Fragmentos de ficción

Habitualmente, y desde hace tiempo, me gusta pensar que mis obras son frutos de un largo deseo de construir las imágenes como un modo de escribir.

¿Por qué escribir? ¿Cómo la imagen como escritura?

Tal vez derivado del gesto del dibujo que se prolonga hacia el desarrollo de unas grafías que no representaban nada inteligible, el impulso de usar las imágenes como escritura se instaló, se fue instalando, como como una creencia y práctica personal.

En una entrevista reciente, aún inédita, relataba:

“Empecé a trabajar, en jornadas de 12 y más horas diarias, y comprendí que ya no tenía muchas ganas de hacer personas ni presentar escenas, y comencé a trabajar básicamente con cierto grafismo, un compulsivo automatismo, y luego allí se sumaron algunas figuras geométricas.

Eran como encadenamientos, rastros de una voluntad narrativa que no encontraba, o no deseaba ningún objeto particular. En algunas aparecía aún alguna pequeña flor, alguna tenue resistencia a abandonar por completo toda representación.” 

Entonces: “Me di cuenta de que había ido madurando un proceso muy lentamente, pero lo importante para mí es que nunca hubo una decisión voluntaria, que no adopté la abstracción por determinados tipos de convicciones, sino que fue simplemente por una cosa del fluir del trabajo y una necesidad de despojamiento, un proceso que me sobrepasaba.

Lo que hice, creo, fue simplemente comenzar a narrar de una manera diferente, pero manteniendo el gesto de la escritura. Ya no se me hacían necesarios los personajes y empecé a ocupar la superficie de la tela de otra manera”.

Continuaba: “Así, siempre ha sido muy fuerte ese vínculo con la narración, con ese gesto de pintar asimilado al fluir de un gesto narrativo.

Lo narrativo hoy se traduce para mí en generar pequeñas formas: es tomar módulos, elegir alguna figura, alguna pequeña conformación geométrica o un simple trazo continuo, y a partir de eso comenzar a inventar para construir un texto visual.

Nunca me sentí un pintor geométrico, apenas si uso una regla y si la uso, la uso después. Primero dibujo a mano, siempre trabajo a pulso. Mi modo es ese: encontrar un módulo y ponerme a hablar a partir y en torno al mismo. Y hablar de una manera espontánea e inconsciente, muy en el clima de aquello de que “el lenguaje nos habla”.

Por ello y hasta hoy, la génesis de mis trabajos registra la actitud de alguien que frente al muro, tela o papel comienza a desplegar un discurso que es continuo, que se alimenta de su propia realización, que se prolonga, que titubea, que recomienza, que no acaba nunca.
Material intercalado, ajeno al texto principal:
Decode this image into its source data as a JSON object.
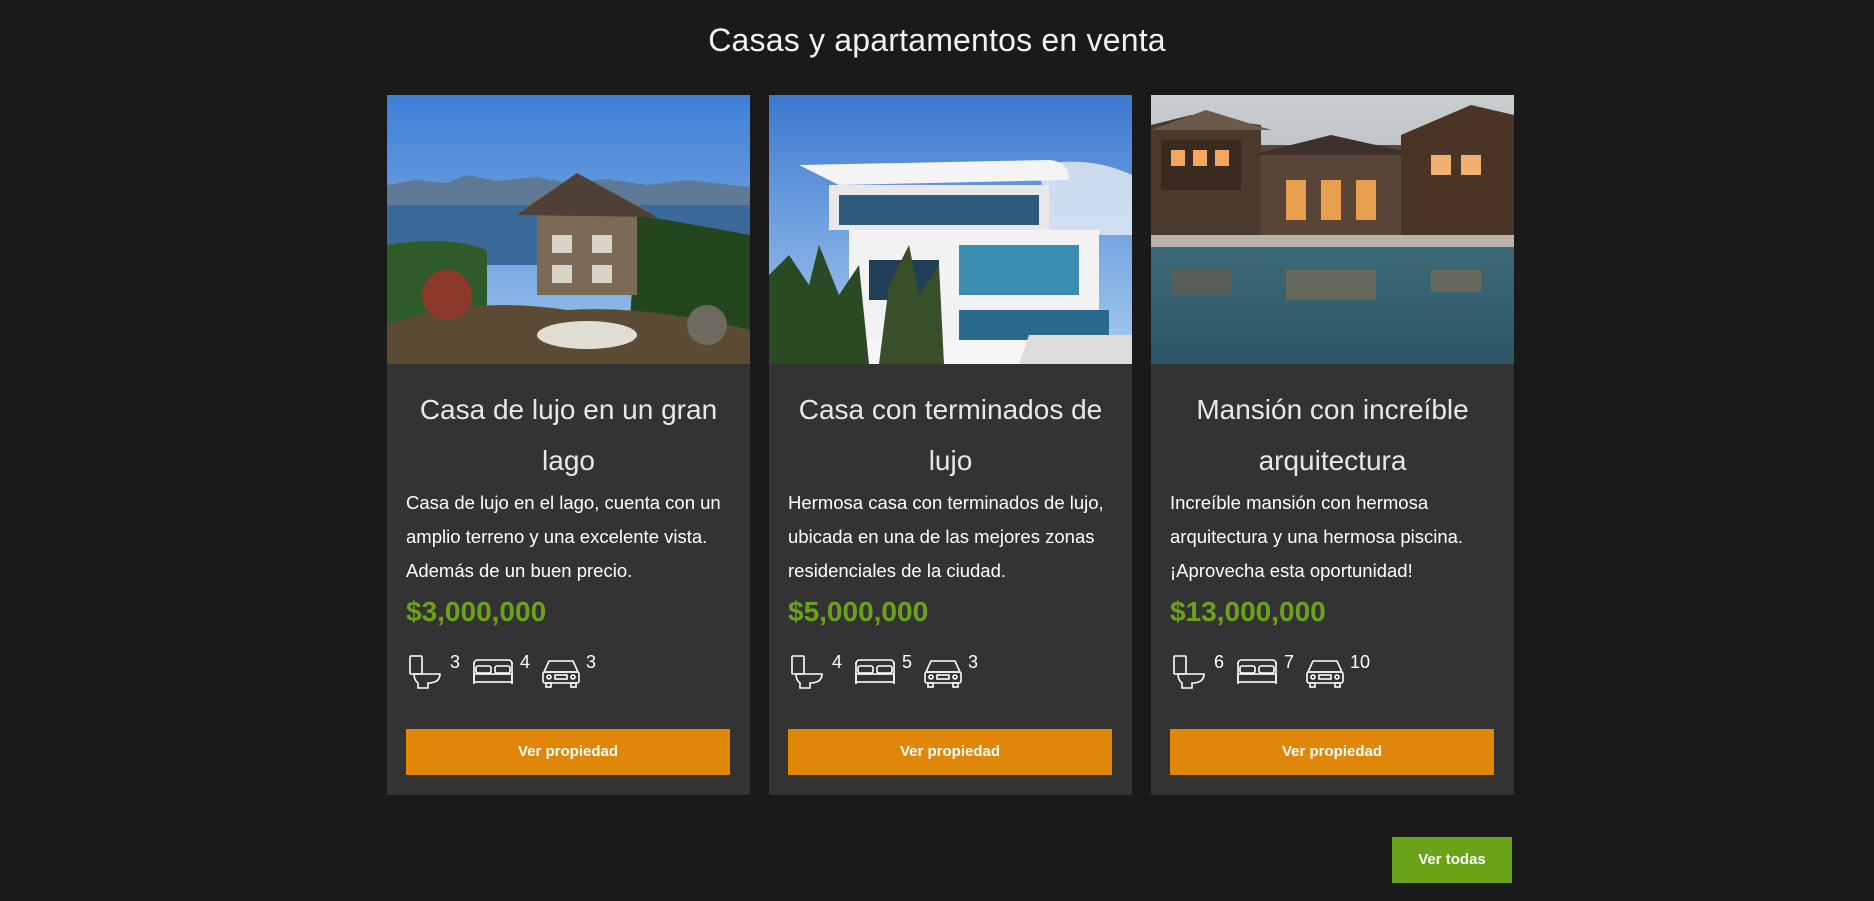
{
  "section": {
    "title": "Casas y apartamentos en venta"
  },
  "listings": [
    {
      "image": "lake-house-photo",
      "title": "Casa de lujo en un gran lago",
      "description": "Casa de lujo en el lago, cuenta con un amplio terreno y una excelente vista. Además de un buen precio.",
      "price": "$3,000,000",
      "bathrooms": "3",
      "bedrooms": "4",
      "parking": "3",
      "button_label": "Ver propiedad"
    },
    {
      "image": "modern-house-photo",
      "title": "Casa con terminados de lujo",
      "description": "Hermosa casa con terminados de lujo, ubicada en una de las mejores zonas residenciales de la ciudad.",
      "price": "$5,000,000",
      "bathrooms": "4",
      "bedrooms": "5",
      "parking": "3",
      "button_label": "Ver propiedad"
    },
    {
      "image": "mansion-pool-photo",
      "title": "Mansión con increíble arquitectura",
      "description": "Increíble mansión con hermosa arquitectura y una hermosa piscina. ¡Aprovecha esta oportunidad!",
      "price": "$13,000,000",
      "bathrooms": "6",
      "bedrooms": "7",
      "parking": "10",
      "button_label": "Ver propiedad"
    }
  ],
  "footer": {
    "view_all_label": "Ver todas"
  },
  "colors": {
    "background": "#1a1a1a",
    "card": "#333333",
    "price": "#6aa317",
    "button_orange": "#e08709",
    "button_green": "#6aa317"
  },
  "icons": [
    "toilet-icon",
    "bed-icon",
    "car-icon"
  ]
}
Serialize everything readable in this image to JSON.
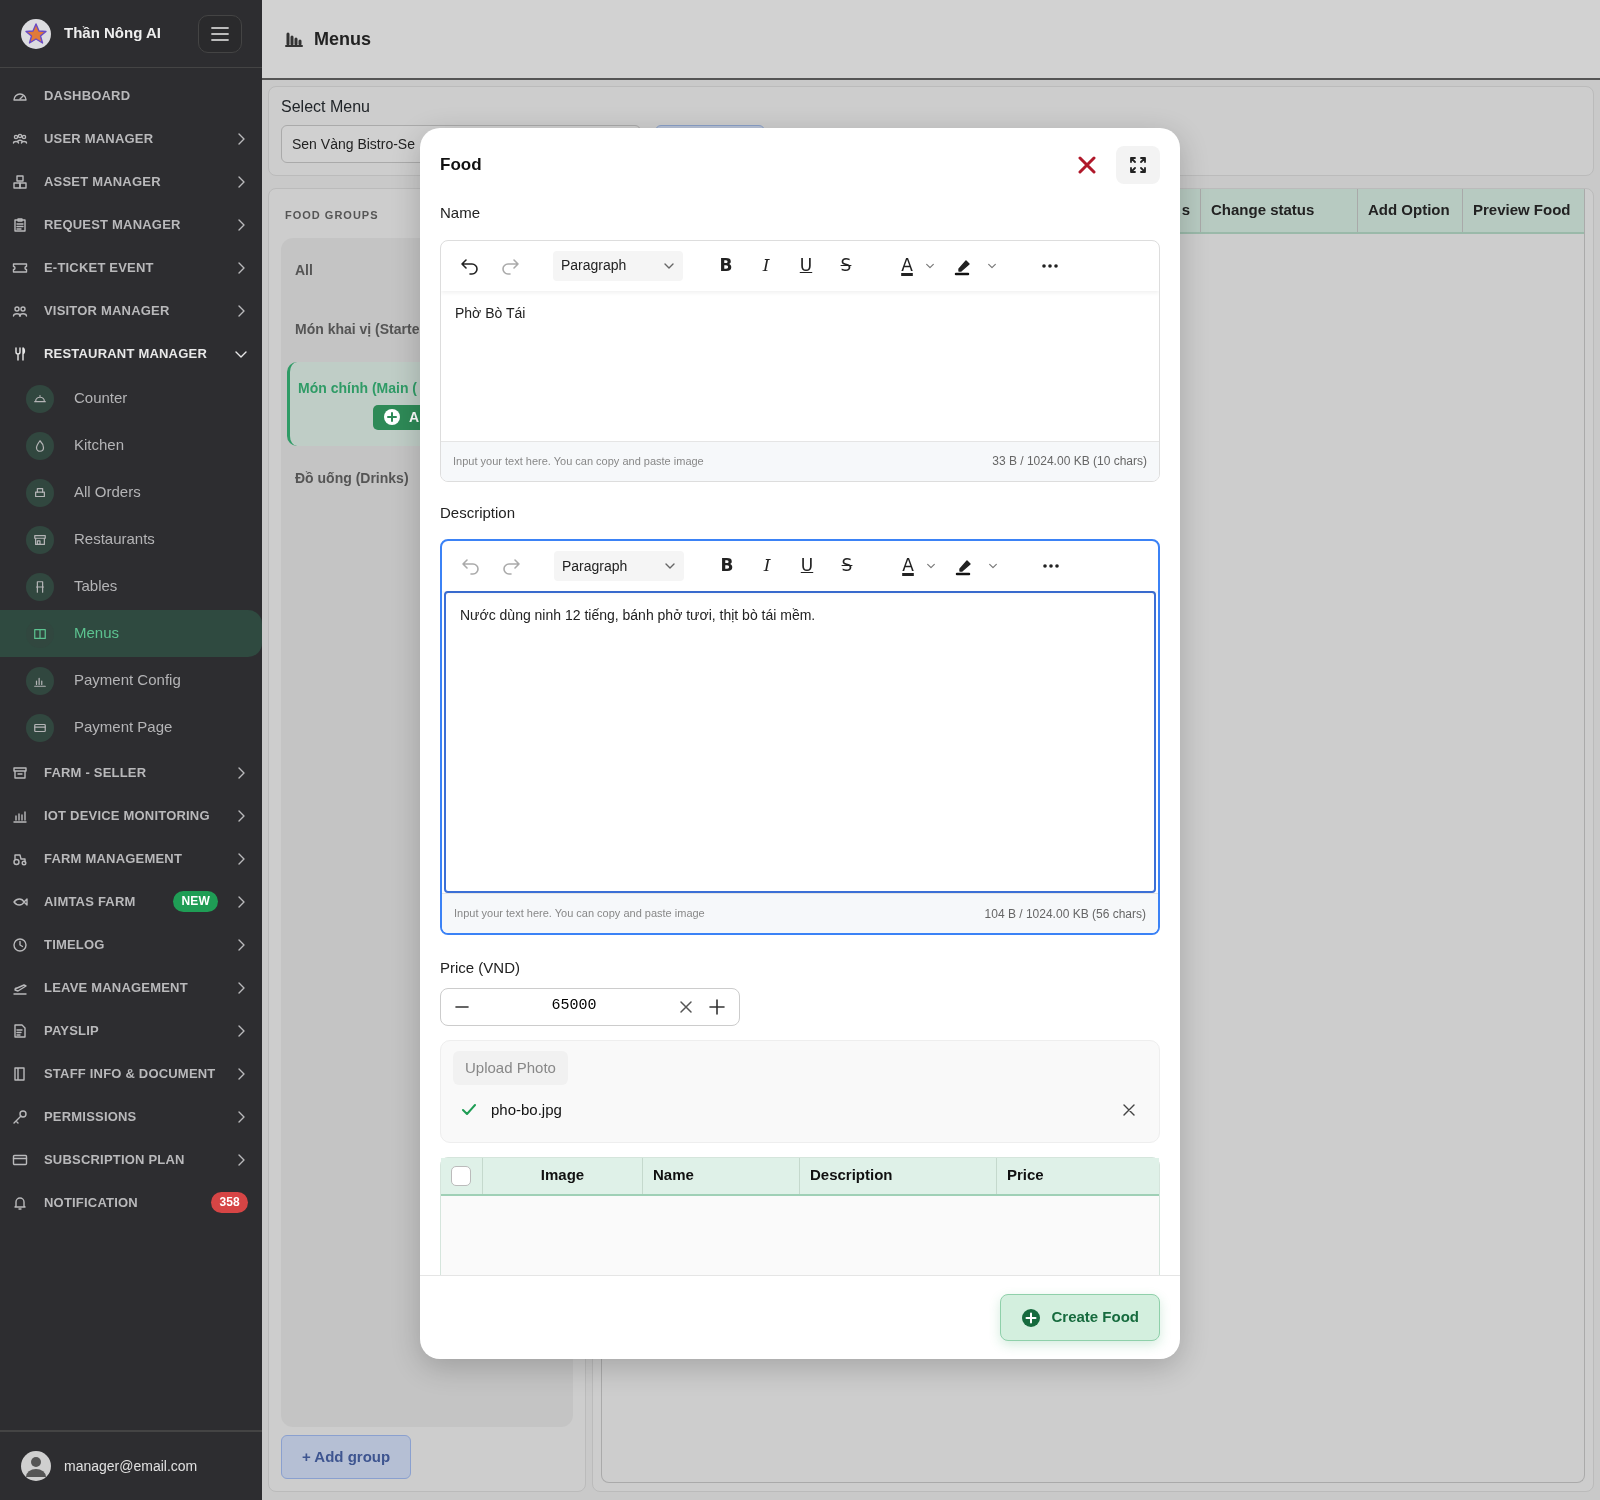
{
  "sidebar": {
    "brand": "Thần Nông AI",
    "items": [
      {
        "label": "DASHBOARD",
        "expandable": false,
        "expanded": false
      },
      {
        "label": "USER MANAGER",
        "expandable": true,
        "expanded": false
      },
      {
        "label": "ASSET MANAGER",
        "expandable": true,
        "expanded": false
      },
      {
        "label": "REQUEST MANAGER",
        "expandable": true,
        "expanded": false
      },
      {
        "label": "E-TICKET EVENT",
        "expandable": true,
        "expanded": false
      },
      {
        "label": "VISITOR MANAGER",
        "expandable": true,
        "expanded": false
      },
      {
        "label": "RESTAURANT MANAGER",
        "expandable": true,
        "expanded": true,
        "children": [
          {
            "label": "Counter",
            "selected": false
          },
          {
            "label": "Kitchen",
            "selected": false
          },
          {
            "label": "All Orders",
            "selected": false
          },
          {
            "label": "Restaurants",
            "selected": false
          },
          {
            "label": "Tables",
            "selected": false
          },
          {
            "label": "Menus",
            "selected": true
          },
          {
            "label": "Payment Config",
            "selected": false
          },
          {
            "label": "Payment Page",
            "selected": false
          }
        ]
      },
      {
        "label": "FARM - SELLER",
        "expandable": true,
        "expanded": false
      },
      {
        "label": "IOT DEVICE MONITORING",
        "expandable": true,
        "expanded": false
      },
      {
        "label": "FARM MANAGEMENT",
        "expandable": true,
        "expanded": false
      },
      {
        "label": "AIMTAS FARM",
        "expandable": true,
        "expanded": false,
        "badge": {
          "text": "NEW",
          "color": "#1f9d55"
        }
      },
      {
        "label": "TIMELOG",
        "expandable": true,
        "expanded": false
      },
      {
        "label": "LEAVE MANAGEMENT",
        "expandable": true,
        "expanded": false
      },
      {
        "label": "PAYSLIP",
        "expandable": true,
        "expanded": false
      },
      {
        "label": "STAFF INFO & DOCUMENT",
        "expandable": true,
        "expanded": false
      },
      {
        "label": "PERMISSIONS",
        "expandable": true,
        "expanded": false
      },
      {
        "label": "SUBSCRIPTION PLAN",
        "expandable": true,
        "expanded": false
      },
      {
        "label": "NOTIFICATION",
        "expandable": false,
        "expanded": false,
        "badge": {
          "text": "358",
          "color": "#d64545"
        }
      }
    ],
    "user": "manager@email.com"
  },
  "header": {
    "title": "Menus"
  },
  "select_menu": {
    "label": "Select Menu",
    "value": "Sen Vàng Bistro-Se"
  },
  "food_groups": {
    "heading": "FOOD GROUPS",
    "items": [
      {
        "label": "All",
        "selected": false
      },
      {
        "label": "Món khai vị (Starte",
        "selected": false
      },
      {
        "label": "Món chính (Main (",
        "selected": true,
        "add_button": "A"
      },
      {
        "label": "Đồ uống (Drinks)",
        "selected": false
      }
    ],
    "add_button": "+ Add group"
  },
  "food_table": {
    "columns": [
      "s",
      "Change status",
      "Add Option",
      "Preview Food"
    ]
  },
  "modal": {
    "title": "Food",
    "editors": [
      {
        "label": "Name",
        "value": "Phờ Bò Tái",
        "focused": false,
        "can_undo": true,
        "can_redo": false,
        "block_style": "Paragraph",
        "format_buttons": [
          "B",
          "I",
          "U",
          "S",
          "A"
        ],
        "hint": "Input your text here. You can copy and paste image",
        "size": "33 B / 1024.00 KB (10 chars)"
      },
      {
        "label": "Description",
        "value": "Nước dùng ninh 12 tiếng, bánh phở tươi, thịt bò tái mềm.",
        "focused": true,
        "can_undo": false,
        "can_redo": false,
        "block_style": "Paragraph",
        "format_buttons": [
          "B",
          "I",
          "U",
          "S",
          "A"
        ],
        "hint": "Input your text here. You can copy and paste image",
        "size": "104 B / 1024.00 KB (56 chars)"
      }
    ],
    "price": {
      "label": "Price (VND)",
      "value": "65000"
    },
    "upload": {
      "button": "Upload Photo",
      "files": [
        {
          "name": "pho-bo.jpg",
          "done": true
        }
      ]
    },
    "table": {
      "select_all": false,
      "columns": [
        "Image",
        "Name",
        "Description",
        "Price"
      ]
    },
    "submit": "Create Food"
  }
}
Que devuelve todo el tiempo a su autor, la sensación y la experiencia de un navegar en el mundo imaginario, que deja, tras de sí, fragmentos de una posibilidad, de muchas posibilidades, de dar forma y realidad a un estado de extensión de un particular modo de estar en el mundo, modo que es inclasificable, imposible de aprehender, difícil incluso de entender.

Escribir imágenes que heredan la necesidad de narrar para dejar aparecer el mundo y el mundo que nos habita, o que tal vez nos habitara si pudiéramos tener y abarcar dimensiones variables, las infinitas posibilidades de un ser urgido por la curiosidad del conocimiento.

El fantasma de la libertad, en cada pliegue de una voluntad incansable, de nuestro deseo permanente de tantear, penetrar, en lo oscuro, lo enorme oscuro que es el pan de cada día.

Las obras se encadenan momentáneamente, para construr este como aquel paisaje provisorio. Nos recuerdan que ha habido un recorrido, que pudo ser otro también. Que no acabó, que las imágenes escritas no pretendieron descifrar nada, ni son un testimonio.

Estas pinturas solo pueden ser, solo desean permanecer, como fragmentos de ficción, de una ficción que refluye quizás como un intenso momento de verdad.

 

Tulio de Sagastizábal, Buenos Aires, septiembre de 2013.

 

Nota:

La entrevista la realizó Kristell Pfeifer para la revista Arte Al Límite, Santiago de Chile, abril de 2013.